1. Discordo que seja possível sancionar legalmente alguém por negar o Holocausto. A desonestidade intelectual e o anti-semitismo são pulhice socialmente condenável mas nem toda a pulhice é crime.
2. Discordo, em geral, que seja considerado crime divulgar ideias ou doutrinas que considero não só erradas mas abjectas, como o racismo e a xenofobia, o fascismo e o nazismo ou a homofobia. Uma vez mais, estamos perante pulhices socialmente condenáveis mas, também uma vez mais, nem toda a pulhice é crime.
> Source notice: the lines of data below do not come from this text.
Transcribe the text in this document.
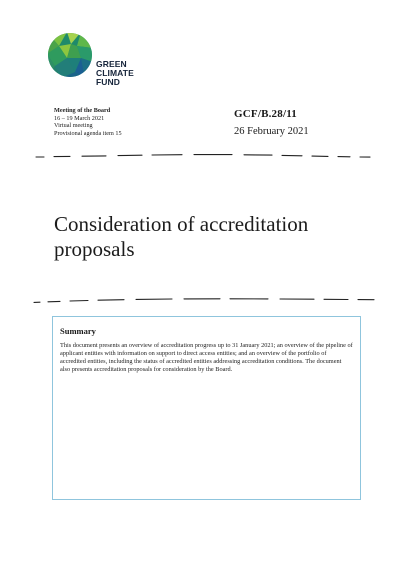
GREEN
CLIMATE
FUND
Meeting of the Board
16 – 19 March 2021
Virtual meeting
Provisional agenda item 15
GCF/B.28/11
26 February 2021
Consideration of accreditation proposals
Summary
This document presents an overview of accreditation progress up to 31 January 2021; an overview of the pipeline of applicant entities with information on support to direct access entities; and an overview of the portfolio of accredited entities, including the status of accredited entities addressing accreditation conditions. The document also presents accreditation proposals for consideration by the Board.
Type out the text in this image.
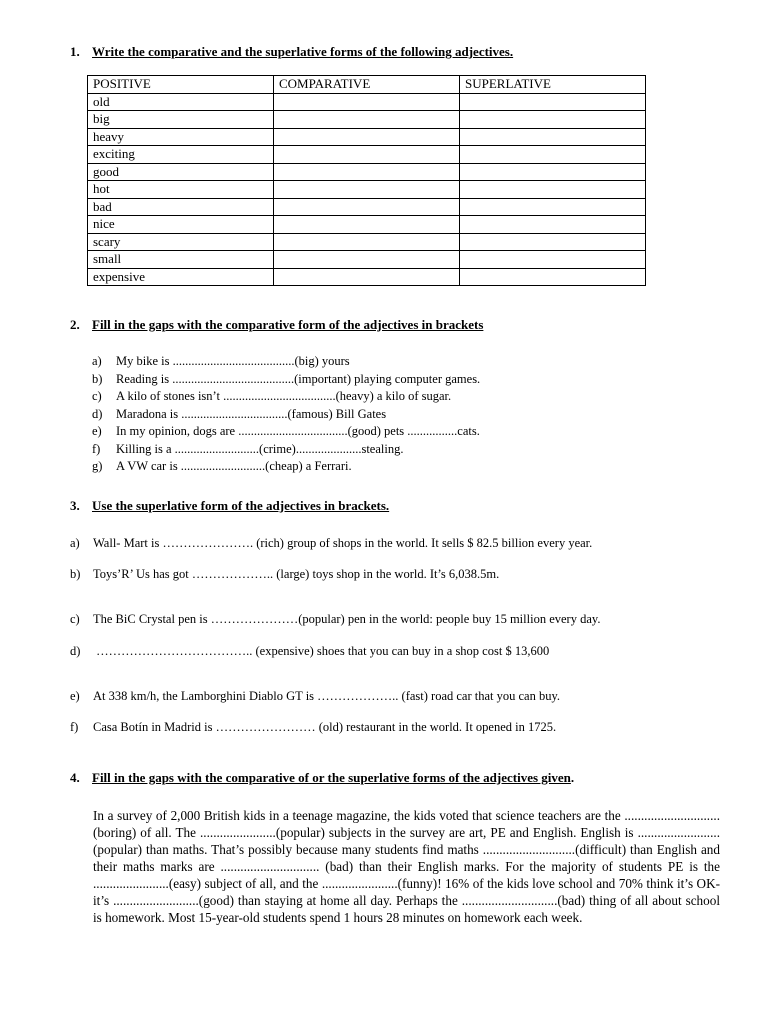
1. Write the comparative and the superlative forms of the following adjectives.
POSITIVE	COMPARATIVE	SUPERLATIVE
old		
big		
heavy		
exciting		
good		
hot		
bad		
nice		
scary		
small		
expensive		
2. Fill in the gaps with the comparative form of the adjectives in brackets
a) My bike is .......................................(big) yours
b) Reading is .......................................(important) playing computer games.
c) A kilo of stones isn’t ....................................(heavy) a kilo of sugar.
d) Maradona is ..................................(famous) Bill Gates
e) In my opinion, dogs are ...................................(good) pets ................cats.
f) Killing is a ...........................(crime).....................stealing.
g) A VW car is ...........................(cheap) a Ferrari.
3. Use the superlative form of the adjectives in brackets.
a) Wall- Mart is …………………. (rich) group of shops in the world. It sells $ 82.5 billion every year.
b) Toys’R’ Us has got ……………….. (large) toys shop in the world. It’s 6,038.5m.
c) The BiC Crystal pen is …………………(popular) pen in the world: people buy 15 million every day.
d) ……………………………….. (expensive) shoes that you can buy in a shop cost $ 13,600
e) At 338 km/h, the Lamborghini Diablo GT is ……………….. (fast) road car that you can buy.
f) Casa Botín in Madrid is …………………… (old) restaurant in the world. It opened in 1725.
4. Fill in the gaps with the comparative of or the superlative forms of the adjectives given.
In a survey of 2,000 British kids in a teenage magazine, the kids voted that science teachers are the .............................(boring) of all. The .......................(popular) subjects in the survey are art, PE and English. English is .........................(popular) than maths. That’s possibly because many students find maths ............................(difficult) than English and their maths marks are .............................. (bad) than their English marks. For the majority of students PE is the .......................(easy) subject of all, and the .......................(funny)! 16% of the kids love school and 70% think it’s OK- it’s ..........................(good) than staying at home all day. Perhaps the .............................(bad) thing of all about school is homework. Most 15-year-old students spend 1 hours 28 minutes on homework each week.
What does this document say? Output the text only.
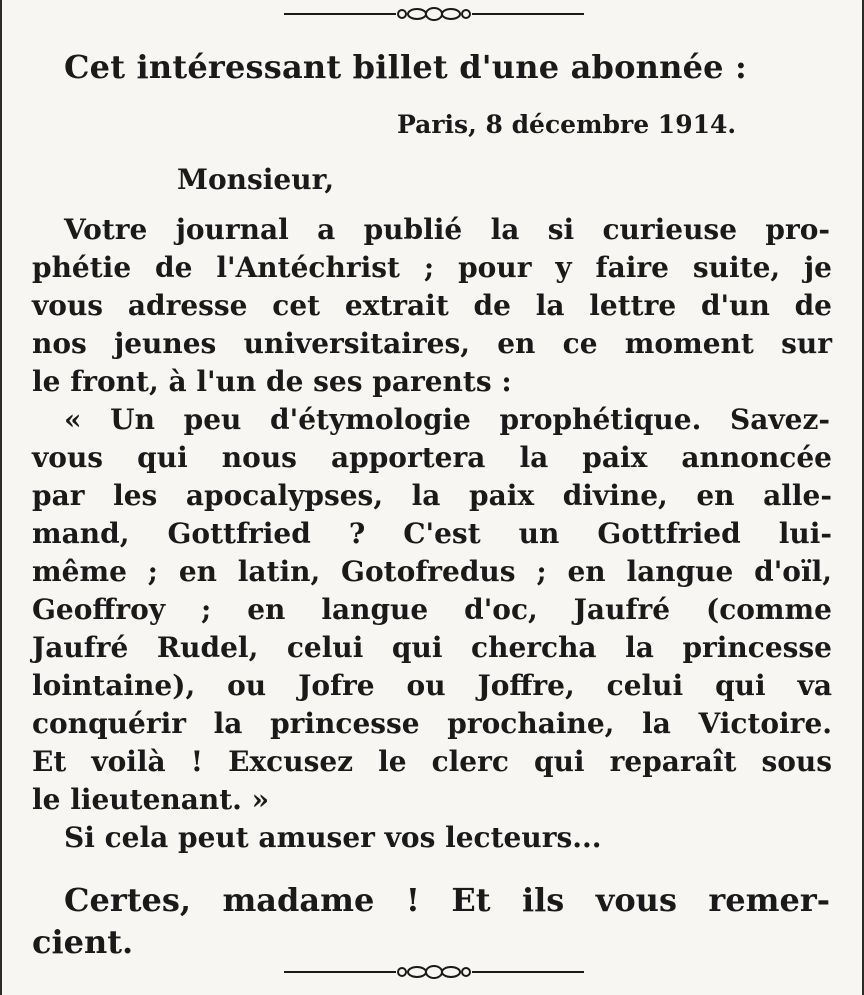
Cet intéressant billet d'une abonnée :
Paris, 8 décembre 1914.
Monsieur,
Votre journal a publié la si curieuse pro-
phétie de l'Antéchrist ; pour y faire suite, je
vous adresse cet extrait de la lettre d'un de
nos jeunes universitaires, en ce moment sur
le front, à l'un de ses parents :
« Un peu d'étymologie prophétique. Savez-
vous qui nous apportera la paix annoncée
par les apocalypses, la paix divine, en alle-
mand, Gottfried ? C'est un Gottfried lui-
même ; en latin, Gotofredus ; en langue d'oïl,
Geoffroy ; en langue d'oc, Jaufré (comme
Jaufré Rudel, celui qui chercha la princesse
lointaine), ou Jofre ou Joffre, celui qui va
conquérir la princesse prochaine, la Victoire.
Et voilà ! Excusez le clerc qui reparaît sous
le lieutenant. »
Si cela peut amuser vos lecteurs...
Certes, madame ! Et ils vous remer-
cient.
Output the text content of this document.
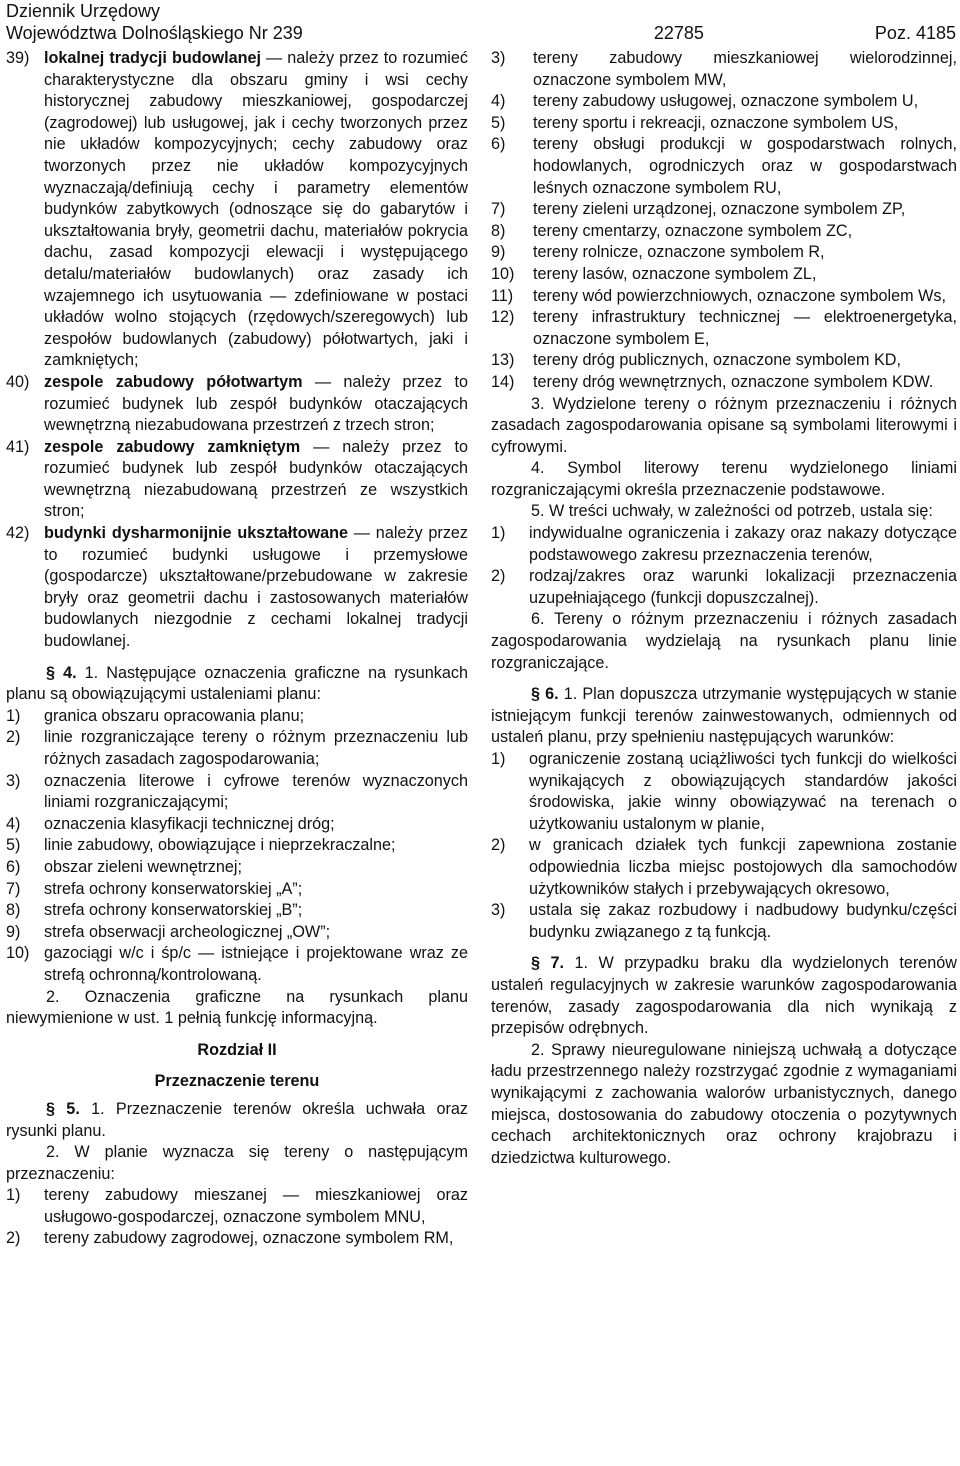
Dziennik Urzędowy
Województwa Dolnośląskiego Nr 239	22785	Poz. 4185
39) lokalnej tradycji budowlanej — należy przez to rozumieć charakterystyczne dla obszaru gminy i wsi cechy historycznej zabudowy mieszkaniowej, gospodarczej (zagrodowej) lub usługowej, jak i cechy tworzonych przez nie układów kompozycyjnych; cechy zabudowy oraz tworzonych przez nie układów kompozycyjnych wyznaczają/definiują cechy i parametry elementów budynków zabytkowych (odnoszące się do gabarytów i ukształtowania bryły, geometrii dachu, materiałów pokrycia dachu, zasad kompozycji elewacji i występującego detalu/materiałów budowlanych) oraz zasady ich wzajemnego ich usytuowania — zdefiniowane w postaci układów wolno stojących (rzędowych/szeregowych) lub zespołów budowlanych (zabudowy) półotwartych, jaki i zamkniętych;
40) zespole zabudowy półotwartym — należy przez to rozumieć budynek lub zespół budynków otaczających wewnętrzną niezabudowana przestrzeń z trzech stron;
41) zespole zabudowy zamkniętym — należy przez to rozumieć budynek lub zespół budynków otaczających wewnętrzną niezabudowaną przestrzeń ze wszystkich stron;
42) budynki dysharmonijnie ukształtowane — należy przez to rozumieć budynki usługowe i przemysłowe (gospodarcze) ukształtowane/przebudowane w zakresie bryły oraz geometrii dachu i zastosowanych materiałów budowlanych niezgodnie z cechami lokalnej tradycji budowlanej.

§ 4. 1. Następujące oznaczenia graficzne na rysunkach planu są obowiązującymi ustaleniami planu:

1)	granica obszaru opracowania planu;
2)	linie rozgraniczające tereny o różnym przeznaczeniu lub różnych zasadach zagospodarowania;
3)	oznaczenia literowe i cyfrowe terenów wyznaczonych liniami rozgraniczającymi;
4)	oznaczenia klasyfikacji technicznej dróg;
5)	linie zabudowy, obowiązujące i nieprzekraczalne;
6)	obszar zieleni wewnętrznej;
7)	strefa ochrony konserwatorskiej „A”;
8)	strefa ochrony konserwatorskiej „B”;
9)	strefa obserwacji archeologicznej „OW”;
10) gazociągi w/c i śp/c — istniejące i projektowane wraz ze strefą ochronną/kontrolowaną.

2. Oznaczenia graficzne na rysunkach planu niewymienione w ust. 1 pełnią funkcję informacyjną.

Rozdział II

Przeznaczenie terenu

§ 5. 1. Przeznaczenie terenów określa uchwała oraz rysunki planu.

2. W planie wyznacza się tereny o następującym przeznaczeniu:

1)	tereny zabudowy mieszanej — mieszkaniowej oraz usługowo-gospodarczej, oznaczone symbolem MNU,
2)	tereny zabudowy zagrodowej, oznaczone symbolem RM,
3)	tereny zabudowy mieszkaniowej wielorodzinnej, oznaczone symbolem MW,
4)	tereny zabudowy usługowej, oznaczone symbolem U,
5)	tereny sportu i rekreacji, oznaczone symbolem US,
6)	tereny obsługi produkcji w gospodarstwach rolnych, hodowlanych, ogrodniczych oraz w gospodarstwach leśnych oznaczone symbolem RU,
7)	tereny zieleni urządzonej, oznaczone symbolem ZP,
8)	tereny cmentarzy, oznaczone symbolem ZC,
9)	tereny rolnicze, oznaczone symbolem R,
10)	tereny lasów, oznaczone symbolem ZL,
11)	tereny wód powierzchniowych, oznaczone symbolem Ws,
12)	tereny infrastruktury technicznej — elektroenergetyka, oznaczone symbolem E,
13)	tereny dróg publicznych, oznaczone symbolem KD,
14)	tereny dróg wewnętrznych, oznaczone symbolem KDW.

3. Wydzielone tereny o różnym przeznaczeniu i różnych zasadach zagospodarowania opisane są symbolami literowymi i cyfrowymi.

4. Symbol literowy terenu wydzielonego liniami rozgraniczającymi określa przeznaczenie podstawowe.

5. W treści uchwały, w zależności od potrzeb, ustala się:

1)	indywidualne ograniczenia i zakazy oraz nakazy dotyczące podstawowego zakresu przeznaczenia terenów,
2)	rodzaj/zakres oraz warunki lokalizacji przeznaczenia uzupełniającego (funkcji dopuszczalnej).

6. Tereny o różnym przeznaczeniu i różnych zasadach zagospodarowania wydzielają na rysunkach planu linie rozgraniczające.

§ 6. 1. Plan dopuszcza utrzymanie występujących w stanie istniejącym funkcji terenów zainwestowanych, odmiennych od ustaleń planu, przy spełnieniu następujących warunków:

1)	ograniczenie zostaną uciążliwości tych funkcji do wielkości wynikających z obowiązujących standardów jakości środowiska, jakie winny obowiązywać na terenach o użytkowaniu ustalonym w planie,
2)	w granicach działek tych funkcji zapewniona zostanie odpowiednia liczba miejsc postojowych dla samochodów użytkowników stałych i przebywających okresowo,
3)	ustala się zakaz rozbudowy i nadbudowy budynku/części budynku związanego z tą funkcją.

§ 7. 1. W przypadku braku dla wydzielonych terenów ustaleń regulacyjnych w zakresie warunków zagospodarowania terenów, zasady zagospodarowania dla nich wynikają z przepisów odrębnych.

2. Sprawy nieuregulowane niniejszą uchwałą a dotyczące ładu przestrzennego należy rozstrzygać zgodnie z wymaganiami wynikającymi z zachowania walorów urbanistycznych, danego miejsca, dostosowania do zabudowy otoczenia o pozytywnych cechach architektonicznych oraz ochrony krajobrazu i dziedzictwa kulturowego.
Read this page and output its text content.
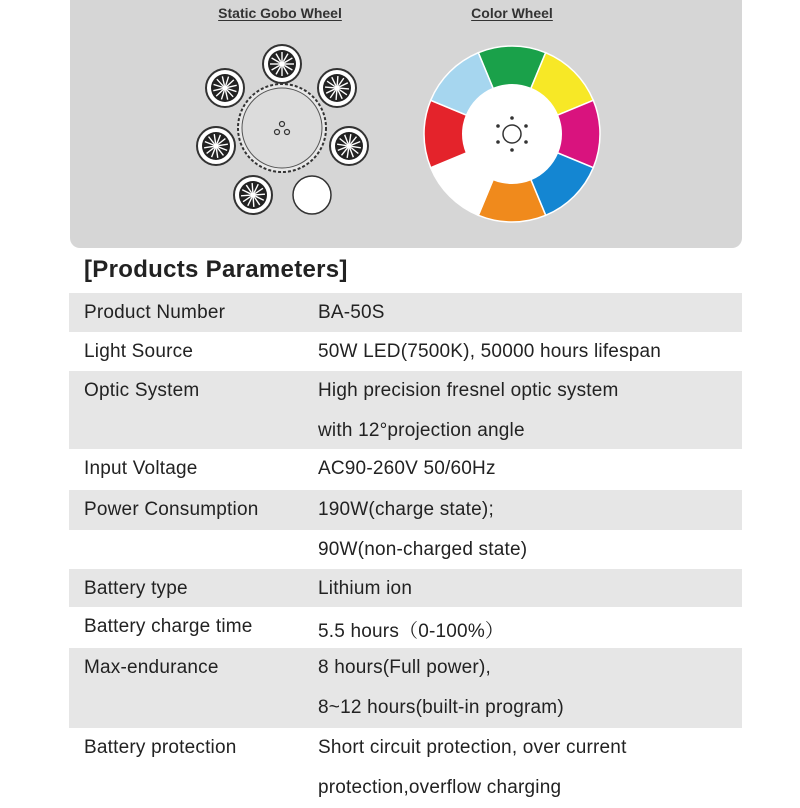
Static Gobo Wheel	Color Wheel
[Products Parameters]
Product Number	BA-50S
Light Source	50W LED(7500K), 50000 hours lifespan
Optic System	High precision fresnel optic system
with 12°projection angle
Input Voltage	AC90-260V 50/60Hz
Power Consumption	190W(charge state);
90W(non-charged state)
Battery type	Lithium ion
Battery charge time	5.5 hours（0-100%）
Max-endurance	8 hours(Full power),
8~12 hours(built-in program)
Battery protection	Short circuit protection, over current
protection,overflow charging
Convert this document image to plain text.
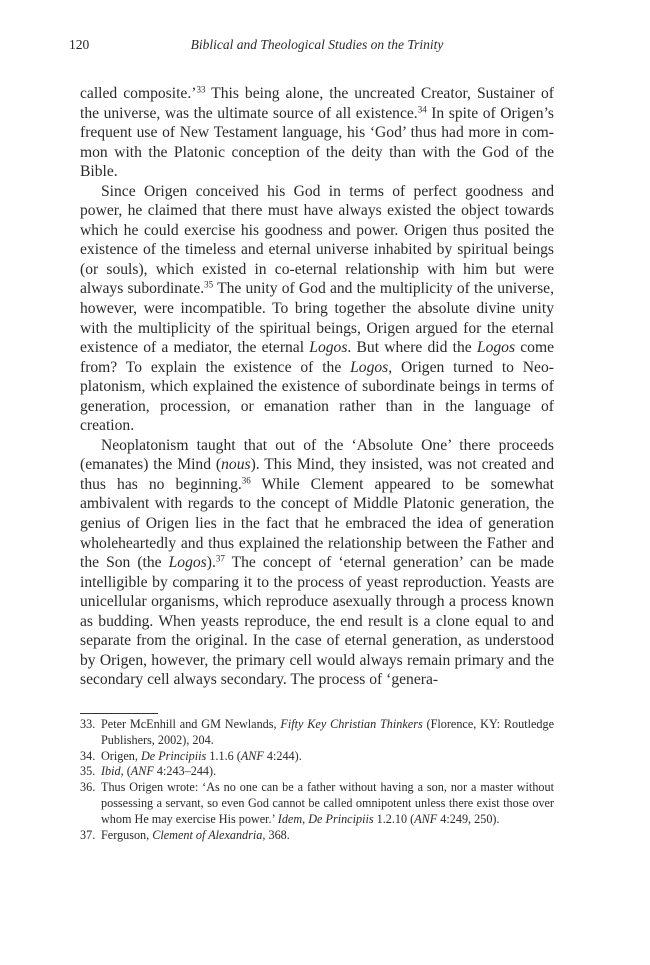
120	Biblical and Theological Studies on the Trinity

called composite.’$^{33}$ This being alone, the uncreated Creator, Sustainer of the universe, was the ultimate source of all existence.$^{34}$ In spite of Origen’s frequent use of New Testament language, his ‘God’ thus had more in common with the Platonic conception of the deity than with the God of the Bible.

Since Origen conceived his God in terms of perfect goodness and power, he claimed that there must have always existed the object towards which he could exercise his goodness and power. Origen thus posited the existence of the timeless and eternal universe inhabited by spiritual beings (or souls), which existed in co-eternal relationship with him but were always subordinate.$^{35}$ The unity of God and the multiplicity of the universe, however, were incompatible. To bring together the absolute divine unity with the multiplicity of the spiritual beings, Origen argued for the eternal existence of a mediator, the eternal Logos. But where did the Logos come from? To explain the existence of the Logos, Origen turned to Neoplatonism, which explained the existence of subordinate beings in terms of generation, procession, or emanation rather than in the language of creation.

Neoplatonism taught that out of the ‘Absolute One’ there proceeds (emanates) the Mind (nous). This Mind, they insisted, was not created and thus has no beginning.$^{36}$ While Clement appeared to be somewhat ambivalent with regards to the concept of Middle Platonic generation, the genius of Origen lies in the fact that he embraced the idea of generation wholeheartedly and thus explained the relationship between the Father and the Son (the Logos).$^{37}$ The concept of ‘eternal generation’ can be made intelligible by comparing it to the process of yeast reproduction. Yeasts are unicellular organisms, which reproduce asexually through a process known as budding. When yeasts reproduce, the end result is a clone equal to and separate from the original. In the case of eternal generation, as understood by Origen, however, the primary cell would always remain primary and the secondary cell always secondary. The process of ‘genera-

33. Peter McEnhill and GM Newlands, Fifty Key Christian Thinkers (Florence, KY: Routledge Publishers, 2002), 204.
34. Origen, De Principiis 1.1.6 (ANF 4:244).
35. Ibid, (ANF 4:243–244).
36. Thus Origen wrote: ‘As no one can be a father without having a son, nor a master without possessing a servant, so even God cannot be called omnipotent unless there exist those over whom He may exercise His power.’ Idem, De Principiis 1.2.10 (ANF 4:249, 250).
37. Ferguson, Clement of Alexandria, 368.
3. Discordo, portanto, que façam qualquer sentido os reforços de pena quando têm por detrás aquelas ideias ou doutrinas. Mais, não me parece boa ideia especificar, por exemplo, razões menos aceitáveis para matar (para além da legítima defesa com proporcionalidade), quanto mais não seja porque isso implica logicamente a ideia de que haverá também razões menos inaceitáveis para o fazer. Devíamos aliás recordar que, no passado, foi assim que se desculpabilizaram com frequência, mesmo em tribunal, homicídios conjugais quando realizados por “marido traído”.
4. Quer isto dizer que entendo não haver qualquer limite legítimo à liberdade de expressão? Nem pensar! Não aceito, por exemplo, a legalidade e impunidade de apelos à violência e, muito menos, à morte, pulhices que, essas sim, devem ser consideradas crime e punidas por lei. Mas punidas independentemente das razões usadas para as justificar.
Eliminar a barreira entre pulhice e crime é perigoso. Faz erodir os fundamentos universalistas do direito moderno e relaxa o esforço de construir e manter uma “ordem moral” sem a qual tenderá a crescer a frequência do crime que se pretendia combater com mais rigor.